Serious question...*

You are right I phrased this badly. She should be allowed to try and make her way back under her own steam: I don't think anyone should be put at risk to fetch her.

Asta19 Wed 20-Feb-19 12:03:25

The very fact she talks about going to Holland so flippantly, just proves she doesn't want to come back here to be "British". She's happy to go to any Western country where she will get benefits, housing etc. She just doesn't want to go to Bangladesh or stay where she is. She doesn't care outside of that. She talks about "waiting" for her husband. Clearly she thinks she's in love with him so all this talk about he probably brutalised and raped her is likely nonsense. All she keeps saying to her family is "bring me back". No I love you or I miss you. I'm quite amazed that there are some here still defending her.

drspouse Wed 20-Feb-19 12:06:57

Clearly she thinks she's in love with him so all this talk about he probably brutalised and raped her is likely nonsense
Not incompatible at all.

Choccywoccyhooha Wed 20-Feb-19 12:10:21

This bothers me on so many levels and I can't see how revoking her citizenship well ever stand up in law. But Sajid Javid is holding her up as an example. It doesn't matter to him at the moment that his decision will be overturned at some point in the future, he simply wants to be seen to be revoking her citizenship in the here and now, for his own political endeavour.

At the moment she is stateless, which is against her human rights. She also has not faced due process, which is also against her human rights.

Then there is the matter of why the UK seems to think that another country should take responsibility for her. The Prevent strategy has been in place since 2003, it failed in this case (and many many others), why should either country have to deal with the fallout of the fact that our systems were unable to keep a 15 year old girl safe from radicalisation? Not to mention the fact that she was let out on a passport that didn't belong to her.

Then there is the question as to why an IS sympathiser has had her citizenship revoked when countless terrorists haven't? Not one active member of the IRA had their British citizenship revoked, despite the fact that NI nationals are eligible to apply for citizenship of the Republic, and these people were far more of an immediate danger to UK citizens than Shamima Begum.
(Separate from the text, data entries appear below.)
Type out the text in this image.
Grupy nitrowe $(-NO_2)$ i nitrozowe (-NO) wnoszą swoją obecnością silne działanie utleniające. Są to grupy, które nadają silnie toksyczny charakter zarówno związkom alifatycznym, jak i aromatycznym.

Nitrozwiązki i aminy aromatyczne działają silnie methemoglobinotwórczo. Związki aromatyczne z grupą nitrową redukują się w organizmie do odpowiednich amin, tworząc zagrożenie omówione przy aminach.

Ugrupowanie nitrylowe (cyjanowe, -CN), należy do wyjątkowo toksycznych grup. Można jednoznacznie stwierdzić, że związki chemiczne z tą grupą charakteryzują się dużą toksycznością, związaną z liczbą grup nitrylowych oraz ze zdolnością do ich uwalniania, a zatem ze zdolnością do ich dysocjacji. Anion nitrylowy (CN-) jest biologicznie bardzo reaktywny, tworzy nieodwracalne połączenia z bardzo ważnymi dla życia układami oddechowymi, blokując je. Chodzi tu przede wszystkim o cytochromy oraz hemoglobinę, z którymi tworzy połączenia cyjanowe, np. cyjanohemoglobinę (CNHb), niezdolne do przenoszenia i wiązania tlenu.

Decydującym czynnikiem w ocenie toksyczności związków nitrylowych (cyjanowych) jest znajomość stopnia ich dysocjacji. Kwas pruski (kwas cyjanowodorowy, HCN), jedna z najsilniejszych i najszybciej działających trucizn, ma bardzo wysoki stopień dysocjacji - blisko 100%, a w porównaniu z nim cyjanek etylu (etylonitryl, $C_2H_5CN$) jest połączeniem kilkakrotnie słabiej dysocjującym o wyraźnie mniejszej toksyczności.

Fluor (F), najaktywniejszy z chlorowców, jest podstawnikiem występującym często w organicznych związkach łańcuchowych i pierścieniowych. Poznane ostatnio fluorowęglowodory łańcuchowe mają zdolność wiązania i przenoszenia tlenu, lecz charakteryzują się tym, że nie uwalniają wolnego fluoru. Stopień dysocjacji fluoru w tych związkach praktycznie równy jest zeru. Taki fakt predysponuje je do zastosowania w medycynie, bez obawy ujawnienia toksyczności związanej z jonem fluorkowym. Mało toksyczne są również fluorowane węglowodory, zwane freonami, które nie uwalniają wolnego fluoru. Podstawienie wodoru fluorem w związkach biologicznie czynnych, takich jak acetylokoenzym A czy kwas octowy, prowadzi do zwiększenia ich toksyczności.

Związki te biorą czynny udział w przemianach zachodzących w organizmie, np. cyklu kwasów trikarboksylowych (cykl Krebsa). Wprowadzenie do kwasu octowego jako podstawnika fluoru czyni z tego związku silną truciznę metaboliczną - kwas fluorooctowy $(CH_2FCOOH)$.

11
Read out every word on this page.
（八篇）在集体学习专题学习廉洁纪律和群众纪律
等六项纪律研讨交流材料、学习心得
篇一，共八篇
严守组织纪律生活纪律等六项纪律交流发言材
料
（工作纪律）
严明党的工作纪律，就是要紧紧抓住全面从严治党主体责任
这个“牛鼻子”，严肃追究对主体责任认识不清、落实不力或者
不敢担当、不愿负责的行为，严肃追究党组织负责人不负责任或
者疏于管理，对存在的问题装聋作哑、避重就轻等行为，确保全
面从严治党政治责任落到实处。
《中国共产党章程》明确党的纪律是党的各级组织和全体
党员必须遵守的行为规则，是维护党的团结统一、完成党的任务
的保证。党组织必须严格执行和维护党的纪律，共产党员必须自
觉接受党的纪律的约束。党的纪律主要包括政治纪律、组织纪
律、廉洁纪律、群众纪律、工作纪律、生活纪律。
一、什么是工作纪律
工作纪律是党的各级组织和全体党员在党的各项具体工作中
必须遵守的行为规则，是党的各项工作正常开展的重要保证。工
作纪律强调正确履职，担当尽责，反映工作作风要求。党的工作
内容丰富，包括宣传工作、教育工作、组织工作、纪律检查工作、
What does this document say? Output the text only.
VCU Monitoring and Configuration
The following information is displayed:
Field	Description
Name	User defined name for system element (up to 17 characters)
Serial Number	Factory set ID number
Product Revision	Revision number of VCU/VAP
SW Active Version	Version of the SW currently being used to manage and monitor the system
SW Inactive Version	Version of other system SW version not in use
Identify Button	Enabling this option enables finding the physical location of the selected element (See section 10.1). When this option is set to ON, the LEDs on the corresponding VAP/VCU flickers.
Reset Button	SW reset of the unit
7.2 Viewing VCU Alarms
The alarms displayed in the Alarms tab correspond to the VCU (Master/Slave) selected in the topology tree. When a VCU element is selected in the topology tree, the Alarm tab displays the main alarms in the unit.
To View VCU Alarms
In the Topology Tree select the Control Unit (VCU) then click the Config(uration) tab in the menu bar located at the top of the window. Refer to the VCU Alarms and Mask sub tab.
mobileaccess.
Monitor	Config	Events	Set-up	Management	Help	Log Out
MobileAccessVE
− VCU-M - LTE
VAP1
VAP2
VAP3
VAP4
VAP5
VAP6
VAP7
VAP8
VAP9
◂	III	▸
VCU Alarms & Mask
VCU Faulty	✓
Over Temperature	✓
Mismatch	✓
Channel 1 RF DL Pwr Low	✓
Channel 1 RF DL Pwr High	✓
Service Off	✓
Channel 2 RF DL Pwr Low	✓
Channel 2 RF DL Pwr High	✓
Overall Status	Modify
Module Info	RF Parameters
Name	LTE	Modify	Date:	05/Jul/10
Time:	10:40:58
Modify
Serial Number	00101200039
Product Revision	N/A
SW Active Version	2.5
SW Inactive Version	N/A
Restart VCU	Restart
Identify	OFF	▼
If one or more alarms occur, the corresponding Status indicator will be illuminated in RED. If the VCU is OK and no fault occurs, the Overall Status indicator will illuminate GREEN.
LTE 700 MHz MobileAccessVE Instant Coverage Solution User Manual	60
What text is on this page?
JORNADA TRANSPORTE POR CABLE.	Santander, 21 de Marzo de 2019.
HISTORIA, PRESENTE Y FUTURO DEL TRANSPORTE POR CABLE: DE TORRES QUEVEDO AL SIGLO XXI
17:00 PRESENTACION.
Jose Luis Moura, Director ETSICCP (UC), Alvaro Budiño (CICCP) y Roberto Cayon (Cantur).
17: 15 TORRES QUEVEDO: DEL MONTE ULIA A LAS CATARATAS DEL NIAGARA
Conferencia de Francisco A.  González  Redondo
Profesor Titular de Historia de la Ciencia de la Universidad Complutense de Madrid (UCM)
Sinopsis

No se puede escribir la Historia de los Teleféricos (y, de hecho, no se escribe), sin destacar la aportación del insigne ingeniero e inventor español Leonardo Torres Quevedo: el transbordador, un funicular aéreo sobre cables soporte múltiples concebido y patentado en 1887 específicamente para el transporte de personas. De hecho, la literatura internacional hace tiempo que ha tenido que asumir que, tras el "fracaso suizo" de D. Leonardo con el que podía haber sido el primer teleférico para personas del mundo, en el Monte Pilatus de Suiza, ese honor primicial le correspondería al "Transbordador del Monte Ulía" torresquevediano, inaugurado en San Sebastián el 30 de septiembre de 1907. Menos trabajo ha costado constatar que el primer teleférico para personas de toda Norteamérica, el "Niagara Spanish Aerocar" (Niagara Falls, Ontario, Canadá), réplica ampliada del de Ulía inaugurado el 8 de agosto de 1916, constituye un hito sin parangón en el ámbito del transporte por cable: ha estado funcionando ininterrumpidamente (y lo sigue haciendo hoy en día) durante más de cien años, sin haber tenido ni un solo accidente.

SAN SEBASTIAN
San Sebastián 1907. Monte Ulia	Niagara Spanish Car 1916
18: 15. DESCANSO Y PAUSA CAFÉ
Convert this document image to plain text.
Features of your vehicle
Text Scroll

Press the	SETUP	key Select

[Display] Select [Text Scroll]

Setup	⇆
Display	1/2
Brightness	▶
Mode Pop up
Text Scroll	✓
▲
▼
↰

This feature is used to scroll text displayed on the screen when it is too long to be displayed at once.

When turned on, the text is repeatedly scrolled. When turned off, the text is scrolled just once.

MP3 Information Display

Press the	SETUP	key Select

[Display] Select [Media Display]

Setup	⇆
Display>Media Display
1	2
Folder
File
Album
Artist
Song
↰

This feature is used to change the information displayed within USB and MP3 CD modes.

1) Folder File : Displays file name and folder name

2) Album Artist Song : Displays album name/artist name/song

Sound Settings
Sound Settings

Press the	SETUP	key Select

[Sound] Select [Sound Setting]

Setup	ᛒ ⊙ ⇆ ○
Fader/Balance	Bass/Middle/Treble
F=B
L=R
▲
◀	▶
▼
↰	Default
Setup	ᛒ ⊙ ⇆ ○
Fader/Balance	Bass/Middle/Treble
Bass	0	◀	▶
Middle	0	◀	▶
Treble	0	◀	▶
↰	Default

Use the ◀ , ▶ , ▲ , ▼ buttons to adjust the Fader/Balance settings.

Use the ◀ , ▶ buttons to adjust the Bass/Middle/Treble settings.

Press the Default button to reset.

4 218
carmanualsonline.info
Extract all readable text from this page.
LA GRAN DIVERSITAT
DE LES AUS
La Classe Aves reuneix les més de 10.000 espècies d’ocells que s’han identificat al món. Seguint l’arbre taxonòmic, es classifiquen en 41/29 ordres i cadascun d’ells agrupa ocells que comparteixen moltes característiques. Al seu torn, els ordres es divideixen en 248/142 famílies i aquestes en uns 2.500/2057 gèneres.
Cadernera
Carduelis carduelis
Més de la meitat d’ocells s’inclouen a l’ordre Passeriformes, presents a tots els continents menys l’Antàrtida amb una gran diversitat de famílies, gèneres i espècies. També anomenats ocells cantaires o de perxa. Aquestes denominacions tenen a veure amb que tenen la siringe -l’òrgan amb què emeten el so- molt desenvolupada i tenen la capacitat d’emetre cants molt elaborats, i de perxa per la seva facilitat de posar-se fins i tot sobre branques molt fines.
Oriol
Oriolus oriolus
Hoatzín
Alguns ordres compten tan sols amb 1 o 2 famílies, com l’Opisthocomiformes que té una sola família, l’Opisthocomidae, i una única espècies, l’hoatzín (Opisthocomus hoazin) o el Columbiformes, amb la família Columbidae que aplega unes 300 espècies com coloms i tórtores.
Another issue that worries me is the fact that groups like IS will use this as an opportunity to drum up more recruitment.

The baby is a red herring to me, it is Ms Begum herself who is at the centre of this). She should be allowed back (and no, no one should go and fetch her, her family need to figure this bit out for themselves), be held and questioned, and face trial of she has been believed to have committed a crime.

Who knows, she could become a part of the solution against radicalisation, as we have seen happen in the past with those who have left extremist groups or lives of crime - for goodness sake Adams and McGuiness became politicians and instrumental players in the peace process (and rightly so).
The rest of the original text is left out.